Militarily, the two sides agreed to a memorandum of understanding that will pave the cooperative way for Vietnam’s future participation in United Nations’ peacekeeping operations. It is assumed the MoU will entail human rights training for Vietnamese soldiers The New York Times also reported vague agreements on “possible coproduction” of undisclosed defense technologies and equipment, as well as further joint naval operations. The White House statement said the two sides are concerned about recent developments in the South China Sea, but recognized the imperative of “refraining from actions that raise tensions” and reject “coercion, intimidation, and use or threat of use of force.”

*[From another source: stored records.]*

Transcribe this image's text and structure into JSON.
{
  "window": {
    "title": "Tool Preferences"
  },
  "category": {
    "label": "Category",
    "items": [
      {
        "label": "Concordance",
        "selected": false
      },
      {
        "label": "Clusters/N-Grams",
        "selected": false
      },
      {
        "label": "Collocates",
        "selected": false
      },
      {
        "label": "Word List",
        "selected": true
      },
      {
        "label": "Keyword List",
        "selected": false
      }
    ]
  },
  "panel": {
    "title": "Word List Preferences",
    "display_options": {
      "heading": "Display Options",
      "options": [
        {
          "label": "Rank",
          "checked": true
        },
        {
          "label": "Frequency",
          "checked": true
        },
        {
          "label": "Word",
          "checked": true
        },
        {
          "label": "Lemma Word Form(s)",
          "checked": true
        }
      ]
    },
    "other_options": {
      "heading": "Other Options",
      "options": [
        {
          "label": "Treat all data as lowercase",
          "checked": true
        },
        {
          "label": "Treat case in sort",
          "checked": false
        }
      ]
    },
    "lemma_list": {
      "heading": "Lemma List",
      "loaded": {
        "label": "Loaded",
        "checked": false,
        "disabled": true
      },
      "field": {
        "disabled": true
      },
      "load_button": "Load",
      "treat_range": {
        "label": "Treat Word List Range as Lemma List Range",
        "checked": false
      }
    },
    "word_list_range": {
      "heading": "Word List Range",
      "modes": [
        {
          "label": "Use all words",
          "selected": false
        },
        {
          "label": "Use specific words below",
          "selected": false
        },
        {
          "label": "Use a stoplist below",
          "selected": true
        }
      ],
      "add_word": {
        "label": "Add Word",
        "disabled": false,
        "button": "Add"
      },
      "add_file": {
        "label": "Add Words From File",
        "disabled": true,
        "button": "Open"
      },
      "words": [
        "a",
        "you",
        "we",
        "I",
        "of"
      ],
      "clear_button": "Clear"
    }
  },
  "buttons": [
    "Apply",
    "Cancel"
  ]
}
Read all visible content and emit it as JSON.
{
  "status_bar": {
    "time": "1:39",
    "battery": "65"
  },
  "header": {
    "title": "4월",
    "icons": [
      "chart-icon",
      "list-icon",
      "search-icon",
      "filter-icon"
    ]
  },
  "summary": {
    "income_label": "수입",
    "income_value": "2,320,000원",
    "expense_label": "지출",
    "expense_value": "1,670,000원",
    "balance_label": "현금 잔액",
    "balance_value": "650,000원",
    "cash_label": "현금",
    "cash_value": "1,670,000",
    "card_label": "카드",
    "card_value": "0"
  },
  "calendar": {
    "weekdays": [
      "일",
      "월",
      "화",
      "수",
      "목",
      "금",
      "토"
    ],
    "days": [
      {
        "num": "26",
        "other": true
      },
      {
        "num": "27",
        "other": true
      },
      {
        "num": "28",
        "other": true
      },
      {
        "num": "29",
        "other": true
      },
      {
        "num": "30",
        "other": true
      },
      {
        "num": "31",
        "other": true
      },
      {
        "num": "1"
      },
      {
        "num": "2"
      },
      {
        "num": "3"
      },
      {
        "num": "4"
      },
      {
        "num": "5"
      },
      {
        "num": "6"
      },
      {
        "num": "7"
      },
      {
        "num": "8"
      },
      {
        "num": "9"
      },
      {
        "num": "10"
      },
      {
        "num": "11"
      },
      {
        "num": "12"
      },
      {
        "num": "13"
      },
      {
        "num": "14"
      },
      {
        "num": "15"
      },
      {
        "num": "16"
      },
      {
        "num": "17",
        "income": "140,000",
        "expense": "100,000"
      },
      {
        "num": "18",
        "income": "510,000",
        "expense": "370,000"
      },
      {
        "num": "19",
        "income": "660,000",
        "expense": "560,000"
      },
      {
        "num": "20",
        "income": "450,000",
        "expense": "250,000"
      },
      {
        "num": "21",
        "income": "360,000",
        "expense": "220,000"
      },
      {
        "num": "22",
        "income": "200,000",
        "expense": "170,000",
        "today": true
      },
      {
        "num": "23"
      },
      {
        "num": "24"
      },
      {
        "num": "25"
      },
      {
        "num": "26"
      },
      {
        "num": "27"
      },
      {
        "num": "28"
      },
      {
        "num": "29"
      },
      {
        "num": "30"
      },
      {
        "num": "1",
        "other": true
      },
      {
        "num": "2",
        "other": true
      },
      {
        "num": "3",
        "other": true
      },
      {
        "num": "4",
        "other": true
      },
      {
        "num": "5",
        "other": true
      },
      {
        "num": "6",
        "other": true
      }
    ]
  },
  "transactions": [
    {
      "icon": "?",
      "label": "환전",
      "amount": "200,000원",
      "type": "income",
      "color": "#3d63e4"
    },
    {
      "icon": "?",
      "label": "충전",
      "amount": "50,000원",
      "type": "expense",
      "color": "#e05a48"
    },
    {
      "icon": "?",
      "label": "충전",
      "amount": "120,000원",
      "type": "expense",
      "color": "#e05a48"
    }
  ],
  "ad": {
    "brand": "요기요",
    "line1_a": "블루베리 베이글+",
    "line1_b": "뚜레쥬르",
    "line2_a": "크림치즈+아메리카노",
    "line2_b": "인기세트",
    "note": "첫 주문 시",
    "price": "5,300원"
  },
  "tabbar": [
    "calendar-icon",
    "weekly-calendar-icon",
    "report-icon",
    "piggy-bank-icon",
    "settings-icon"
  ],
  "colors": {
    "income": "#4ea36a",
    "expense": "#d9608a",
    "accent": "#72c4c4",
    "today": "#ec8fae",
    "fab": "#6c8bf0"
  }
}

The defense agreements announced during Trong’s visit will not significantly bolster Vietnam’s power projection or deterrent capabilities amid intensifying maritime territorial disputes with China. Chinese island-building in the South China Sea, if developed into military bases with air strips, represent a clear and present threat to Vietnam’s strategic position. In a provocatively timed move, China redeployed in late June its Haiyang Shiyou 981 oil exploration rig in waters claimed by Beijing and Hanoi. A similar deployment of the rig last year led to clashes at sea and lethal anti-China riots in Vietnam.
Hanoi is believed to covet U.S.-made P-3 Orion surveillance planes, aerial drones and gun-equipped high speed patrol vessels to counter China – all of which are still banned from sale under the current arms embargo. A recent Reuters report quoting “industry sources” claimed Vietnam was in discussions with the defense wings of Sweden’s Saab, European multinational Airbus, and the U.S.’s Boeing to purchase jets, patrol planes and unarmed drones. Trong viewed a Boeing 787 Dreamliner commercial aircraft to be delivered to Vietnam during his Washington tour; Airbus recently announced plans to establish manufacturing plants in Vietnam.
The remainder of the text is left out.